While the KBR course was not designed specifically to address PRITE® items, and it did not cover all Psychiatry subscales, we considered that this standardized, national test of medical knowledge would be a reasonable tool with which to gauge impact of the course. Quantitative data suggest some impact of the KBR, since there appeared to be an improvement in Global Psychiatry despite a concomitant decline in the Global Neurology scores which were not addressed by the KBR didactic sessions. It is possible, though unlikely, that the KBR off-set a deteriorating program-wide trend in teaching between 2007-2008, or that the KBR had no significant effect while the neurology teaching deteriorated. It is also possible that the decline in neurology scores were a function of year-to-year variation that may have also impacted psychiatry scores. These possibilities cannot be differentiated without following trends over multiple years. Interesting, in 2008 the program placed in the top-ten programs nationally in the American Psychiatry Association’s Mind Games competition, which tests a similar breadth of knowledge. Whether the KBR course contributed to this achievement is also unclear.
Nonetheless, the KBR format was feasible to implement with minimal resources and was well accepted by the residents. This pilot experience could be developed further to achieve more impact on the outcome variable of interest, PRITE scores. For instance, a more intensive or broader course may have resulted in more robust improvement in scores, and this is a consideration for future iterations of the course. For example, if the KBR curriculum was longer in duration to encompass coverage of all 12subscales, then there may have been more robust and significant global score results. The Schuh intervention did demonstrate a significant change in their neurology residency program’s scores; it is noteworthy that their course was “20-22 weeks long,” while ours was 9 weeks. It would also be possible to try to improve PRITE® scores by linking the KBR course content more closely to the PRITE® items. One possibility would be solely to review and teach from previous PRITE® exams for the full two hours--i.e. teach for the test. However, this was not the intent of the course, which was to enrich residents’ general knowledge in psychiatry, as guided by the annual PRITE® examination.
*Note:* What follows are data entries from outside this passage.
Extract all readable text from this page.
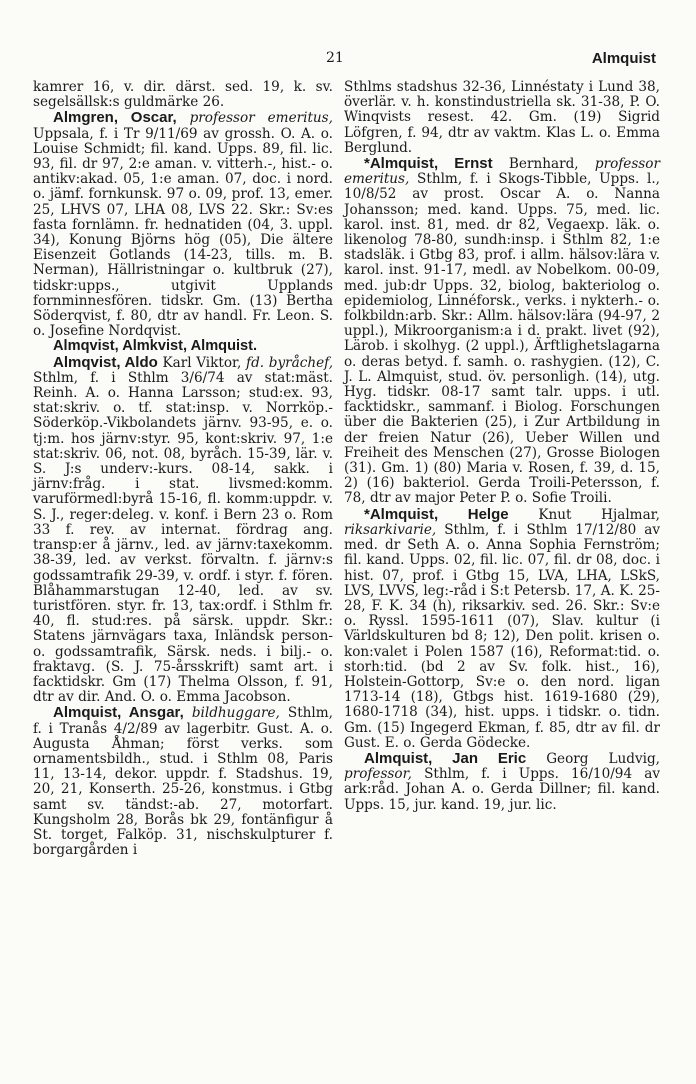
21	Almquist

kamrer 16, v. dir. därst. sed. 19, k. sv. segelsällsk:s guldmärke 26.

Almgren, Oscar, professor emeritus, Uppsala, f. i Tr 9/11/69 av grossh. O. A. o. Louise Schmidt; fil. kand. Upps. 89, fil. lic. 93, fil. dr 97, 2:e aman. v. vitterh.-, hist.- o. antikv:akad. 05, 1:e aman. 07, doc. i nord. o. jämf. fornkunsk. 97 o. 09, prof. 13, emer. 25, LHVS 07, LHA 08, LVS 22. Skr.: Sv:es fasta fornlämn. fr. hednatiden (04, 3. uppl. 34), Konung Björns hög (05), Die ältere Eisenzeit Gotlands (14-23, tills. m. B. Nerman), Hällristningar o. kultbruk (27), tidskr:upps., utgivit Upplands fornminnesfören. tidskr. Gm. (13) Bertha Söderqvist, f. 80, dtr av handl. Fr. Leon. S. o. Josefine Nordqvist.

Almqvist, Almkvist, Almquist.

Almqvist, Aldo Karl Viktor, fd. byråchef, Sthlm, f. i Sthlm 3/6/74 av stat:mäst. Reinh. A. o. Hanna Larsson; stud:ex. 93, stat:skriv. o. tf. stat:insp. v. Norrköp.-Söderköp.-Vikbolandets järnv. 93-95, e. o. tj:m. hos järnv:styr. 95, kont:skriv. 97, 1:e stat:skriv. 06, not. 08, byråch. 15-39, lär. v. S. J:s underv:-kurs. 08-14, sakk. i järnv:fråg. i stat. livsmed:komm. varuförmedl:byrå 15-16, fl. komm:uppdr. v. S. J., reger:deleg. v. konf. i Bern 23 o. Rom 33 f. rev. av internat. fördrag ang. transp:er å järnv., led. av järnv:taxekomm. 38-39, led. av verkst. förvaltn. f. järnv:s godssamtrafik 29-39, v. ordf. i styr. f. fören. Blåhammarstugan 12-40, led. av sv. turistfören. styr. fr. 13, tax:ordf. i Sthlm fr. 40, fl. stud:res. på särsk. uppdr. Skr.: Statens järnvägars taxa, Inländsk person- o. godssamtrafik, Särsk. neds. i bilj.- o. fraktavg. (S. J. 75-årsskrift) samt art. i facktidskr. Gm (17) Thelma Olsson, f. 91, dtr av dir. And. O. o. Emma Jacobson.

Almquist, Ansgar, bildhuggare, Sthlm, f. i Tranås 4/2/89 av lagerbitr. Gust. A. o. Augusta Åhman; först verks. som ornamentsbildh., stud. i Sthlm 08, Paris 11, 13-14, dekor. uppdr. f. Stadshus. 19, 20, 21, Konserth. 25-26, konstmus. i Gtbg samt sv. tändst:-ab. 27, motorfart. Kungsholm 28, Borås bk 29, fontänfigur å St. torget, Falköp. 31, nischskulpturer f. borgargården i

Sthlms stadshus 32-36, Linnéstaty i Lund 38, överlär. v. h. konstindustriella sk. 31-38, P. O. Winqvists resest. 42. Gm. (19) Sigrid Löfgren, f. 94, dtr av vaktm. Klas L. o. Emma Berglund.

*Almquist, Ernst Bernhard, professor emeritus, Sthlm, f. i Skogs-Tibble, Upps. l., 10/8/52 av prost. Oscar A. o. Nanna Johansson; med. kand. Upps. 75, med. lic. karol. inst. 81, med. dr 82, Vegaexp. läk. o. likenolog 78-80, sundh:insp. i Sthlm 82, 1:e stadsläk. i Gtbg 83, prof. i allm. hälsov:lära v. karol. inst. 91-17, medl. av Nobelkom. 00-09, med. jub:dr Upps. 32, biolog, bakteriolog o. epidemiolog, Linnéforsk., verks. i nykterh.- o. folkbildn:arb. Skr.: Allm. hälsov:lära (94-97, 2 uppl.), Mikroorganism:a i d. prakt. livet (92), Lärob. i skolhyg. (2 uppl.), Ärftlighetslagarna o. deras betyd. f. samh. o. rashygien. (12), C. J. L. Almquist, stud. öv. personligh. (14), utg. Hyg. tidskr. 08-17 samt talr. upps. i utl. facktidskr., sammanf. i Biolog. Forschungen über die Bakterien (25), i Zur Artbildung in der freien Natur (26), Ueber Willen und Freiheit des Menschen (27), Grosse Biologen (31). Gm. 1) (80) Maria v. Rosen, f. 39, d. 15, 2) (16) bakteriol. Gerda Troili-Petersson, f. 78, dtr av major Peter P. o. Sofie Troili.

*Almquist, Helge Knut Hjalmar, riksarkivarie, Sthlm, f. i Sthlm 17/12/80 av med. dr Seth A. o. Anna Sophia Fernström; fil. kand. Upps. 02, fil. lic. 07, fil. dr 08, doc. i hist. 07, prof. i Gtbg 15, LVA, LHA, LSkS, LVS, LVVS, leg:-råd i S:t Petersb. 17, A. K. 25-28, F. K. 34 (h), riksarkiv. sed. 26. Skr.: Sv:e o. Ryssl. 1595-1611 (07), Slav. kultur (i Världskulturen bd 8; 12), Den polit. krisen o. kon:valet i Polen 1587 (16), Reformat:tid. o. storh:tid. (bd 2 av Sv. folk. hist., 16), Holstein-Gottorp, Sv:e o. den nord. ligan 1713-14 (18), Gtbgs hist. 1619-1680 (29), 1680-1718 (34), hist. upps. i tidskr. o. tidn. Gm. (15) Ingegerd Ekman, f. 85, dtr av fil. dr Gust. E. o. Gerda Gödecke.

Almquist, Jan Eric Georg Ludvig, professor, Sthlm, f. i Upps. 16/10/94 av ark:råd. Johan A. o. Gerda Dillner; fil. kand. Upps. 15, jur. kand. 19, jur. lic.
We asked for feedback and suggestions from the residents for areas for future improvements in the KBR course. The responses included using old PRITE® exams as a pre- and post- curriculum measure to gauge areas that improved and still need improvement; and, it was requested to incorporate clinical case vignette discussions into the didactic lecture.
Conclusion:
In summary, the broad participation and acceptability of the KBR course demonstrates the potential for such a resident-organized and –led intervention to impact acquisition of medical knowledge through an enjoyable and effective approach.